Anggota parlemen NJ mengesahkan undang-undang yang tegas untuk melawan penindasan

Undang-undang anti-intimidasi di sekolah, yang oleh para pendukung disebut sebagai undang-undang yang paling ketat di negara ini karena mengharuskan sekolah mengembangkan program anti-pelecehan, disahkan di New Jersey pada hari Senin.

Majelis Umum dan Senat negara bagian tersebut menyetujui RUU tersebut dan mengirimkannya ke meja Gubernur Partai Republik Chris Christie. Dia mengatakan pada Senin malam bahwa dia belum membaca RUU tersebut, namun pengacara negara bagian telah menyampaikan kekhawatiran tentang apakah ketentuan-ketentuan tersebut melanggar hak konstitusional. Dia tidak mengatakan apakah dia akan menandatanganinya.

RUU ini akan memerlukan program anti-intimidasi di sekolah-sekolah umum dan bahasa dalam kode etik perguruan tinggi untuk mengatasi intimidasi. Sekolah perlu membentuk tim untuk membentuk kebijakan dan meninjau cara penanganan penindasan.

RUU tersebut telah dirancang selama 10 bulan, namun mendapat perhatian setelah mahasiswa baru Rutgers University, Tyler Clementi, bunuh diri pada bulan September. Dia bunuh diri setelah teman sekamarnya diduga memata-matai webcam saat berhubungan dengan seorang pria. Dalam sebuah pernyataan, keluarga Clementi mengatakan mereka menyambut baik RUU tersebut.

Banyak tindakan serupa yang disarankan, namun tidak diwajibkan, dalam konteks anti-intimidasi yang sudah ada sejak tahun 2002.

Para anggota parlemen mengatakan bahwa RUU awal tidak cukup untuk menghentikan penindasan, yang semakin dipandang sebagai masalah besar bagi generasi muda, terutama di dunia maya, karena semakin sulit bagi korban untuk melarikan diri dari pelecehan.
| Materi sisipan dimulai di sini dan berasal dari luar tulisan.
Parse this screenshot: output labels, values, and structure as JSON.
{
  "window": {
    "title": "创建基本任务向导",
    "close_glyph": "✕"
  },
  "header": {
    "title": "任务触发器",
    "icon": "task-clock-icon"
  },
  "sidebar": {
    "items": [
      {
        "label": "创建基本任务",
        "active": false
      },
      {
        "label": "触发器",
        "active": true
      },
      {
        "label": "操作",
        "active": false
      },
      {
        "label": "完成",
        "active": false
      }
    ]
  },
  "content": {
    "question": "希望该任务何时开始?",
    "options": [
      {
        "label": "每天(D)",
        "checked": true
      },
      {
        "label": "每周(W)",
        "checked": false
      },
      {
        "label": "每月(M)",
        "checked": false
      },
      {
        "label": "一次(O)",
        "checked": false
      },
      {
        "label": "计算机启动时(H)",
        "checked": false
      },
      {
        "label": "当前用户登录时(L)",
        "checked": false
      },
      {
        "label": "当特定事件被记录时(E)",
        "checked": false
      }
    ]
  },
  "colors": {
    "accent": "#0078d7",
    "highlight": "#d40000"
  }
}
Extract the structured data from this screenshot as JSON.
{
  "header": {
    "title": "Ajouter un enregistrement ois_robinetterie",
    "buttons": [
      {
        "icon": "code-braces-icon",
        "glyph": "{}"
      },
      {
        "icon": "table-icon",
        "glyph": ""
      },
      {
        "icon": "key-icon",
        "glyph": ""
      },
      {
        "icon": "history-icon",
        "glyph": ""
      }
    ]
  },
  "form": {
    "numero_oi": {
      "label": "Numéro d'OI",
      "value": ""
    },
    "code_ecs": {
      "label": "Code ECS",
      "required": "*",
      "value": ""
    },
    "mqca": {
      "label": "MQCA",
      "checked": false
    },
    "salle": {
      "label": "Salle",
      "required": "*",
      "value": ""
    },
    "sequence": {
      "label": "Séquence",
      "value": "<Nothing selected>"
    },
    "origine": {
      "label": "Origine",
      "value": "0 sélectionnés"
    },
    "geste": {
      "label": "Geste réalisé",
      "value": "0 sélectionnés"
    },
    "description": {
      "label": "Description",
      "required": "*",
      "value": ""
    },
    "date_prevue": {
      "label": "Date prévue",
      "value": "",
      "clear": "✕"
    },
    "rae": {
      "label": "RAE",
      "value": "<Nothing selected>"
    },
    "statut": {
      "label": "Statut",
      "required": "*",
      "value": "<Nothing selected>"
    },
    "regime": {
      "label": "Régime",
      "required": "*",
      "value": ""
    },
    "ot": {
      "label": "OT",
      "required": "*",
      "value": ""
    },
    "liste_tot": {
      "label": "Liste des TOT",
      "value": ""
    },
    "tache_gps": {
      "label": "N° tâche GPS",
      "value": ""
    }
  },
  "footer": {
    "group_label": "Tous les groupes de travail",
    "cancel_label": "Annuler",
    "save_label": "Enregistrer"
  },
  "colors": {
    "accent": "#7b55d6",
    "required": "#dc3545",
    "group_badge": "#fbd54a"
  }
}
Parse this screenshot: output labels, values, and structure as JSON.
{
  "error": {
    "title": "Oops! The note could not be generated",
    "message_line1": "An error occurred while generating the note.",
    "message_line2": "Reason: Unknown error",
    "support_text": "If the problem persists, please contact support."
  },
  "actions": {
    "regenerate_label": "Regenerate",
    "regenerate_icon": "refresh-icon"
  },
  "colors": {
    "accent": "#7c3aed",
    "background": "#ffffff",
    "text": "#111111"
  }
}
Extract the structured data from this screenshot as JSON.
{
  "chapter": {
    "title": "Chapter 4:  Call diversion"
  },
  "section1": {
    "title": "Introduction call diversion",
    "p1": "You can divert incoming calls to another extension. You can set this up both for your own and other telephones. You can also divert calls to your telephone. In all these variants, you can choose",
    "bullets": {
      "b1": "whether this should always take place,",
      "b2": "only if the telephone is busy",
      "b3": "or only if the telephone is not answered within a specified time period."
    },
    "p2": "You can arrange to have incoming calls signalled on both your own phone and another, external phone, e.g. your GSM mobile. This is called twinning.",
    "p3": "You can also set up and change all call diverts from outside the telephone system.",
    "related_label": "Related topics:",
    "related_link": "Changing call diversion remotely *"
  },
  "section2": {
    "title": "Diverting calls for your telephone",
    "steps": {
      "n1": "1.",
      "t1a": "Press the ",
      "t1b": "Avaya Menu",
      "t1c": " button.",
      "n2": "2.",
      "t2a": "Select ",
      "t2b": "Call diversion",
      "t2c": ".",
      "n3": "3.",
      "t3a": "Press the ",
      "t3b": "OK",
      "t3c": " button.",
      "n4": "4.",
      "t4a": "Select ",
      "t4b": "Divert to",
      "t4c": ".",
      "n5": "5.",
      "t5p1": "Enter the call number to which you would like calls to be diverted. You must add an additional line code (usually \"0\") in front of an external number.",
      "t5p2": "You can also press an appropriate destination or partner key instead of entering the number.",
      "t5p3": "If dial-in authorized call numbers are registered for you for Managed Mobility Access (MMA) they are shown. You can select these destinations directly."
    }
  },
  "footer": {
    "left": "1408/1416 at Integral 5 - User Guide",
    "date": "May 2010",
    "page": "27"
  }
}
Penindasan terhadap remaja gay telah mendapat banyak perhatian, namun RUU ini berlaku bagi siswa yang dikucilkan karena berbagai alasan.

“Pilihan saya hari ini adalah untuk setiap anak yang pulang ke rumah sambil menangis karena dia diintimidasi,” kata Senator negara bagian tersebut. Diane Allen, seorang anggota Partai Republik dari Edgewater Park, “dan setiap orang tua yang tidak tahu apa yang harus dilakukan atau siapa yang harus dilakukan. Hubungi.”

Anggota Dewan Valerie Vainieri Huttle, seorang Demokrat dari Englewood, mengatakan dia berharap undang-undang tersebut akan mencegah bunuh diri yang dilakukan oleh korban penindasan.

Matthew Zimmer, 16 tahun, dari Ridgewood, yang mengaku diintimidasi karena menjadi gay, memberikan kesaksian di depan komite legislatif tentang RUU tersebut dan hadir di sana pada hari Senin untuk meloloskannya.

“Itu sangat berarti bagi saya,” katanya setelahnya. “Saya mengalami perundungan yang dilakukan oleh siswa dan juga perundungan administratif yang dilakukan oleh sekolah. Tampaknya hal itu terjadi.”

Kelompok sosial konservatif menentang RUU tersebut, dan hanya mendapat satu suara yang menentangnya di kedua majelis. Beberapa orang khawatir ketentuan pendidikan akan melegitimasi pernikahan sesama jenis – yang tidak diakui oleh New Jersey – dan memaksa anak-anak untuk diajari tentang homoseksualitas di sekolah.

Firma hukum kepentingan publik ingin menentang undang-undang tersebut jika gubernur menandatanganinya, kata Greg Quinlan dari Dewan Kebijakan Keluarga New Jersey.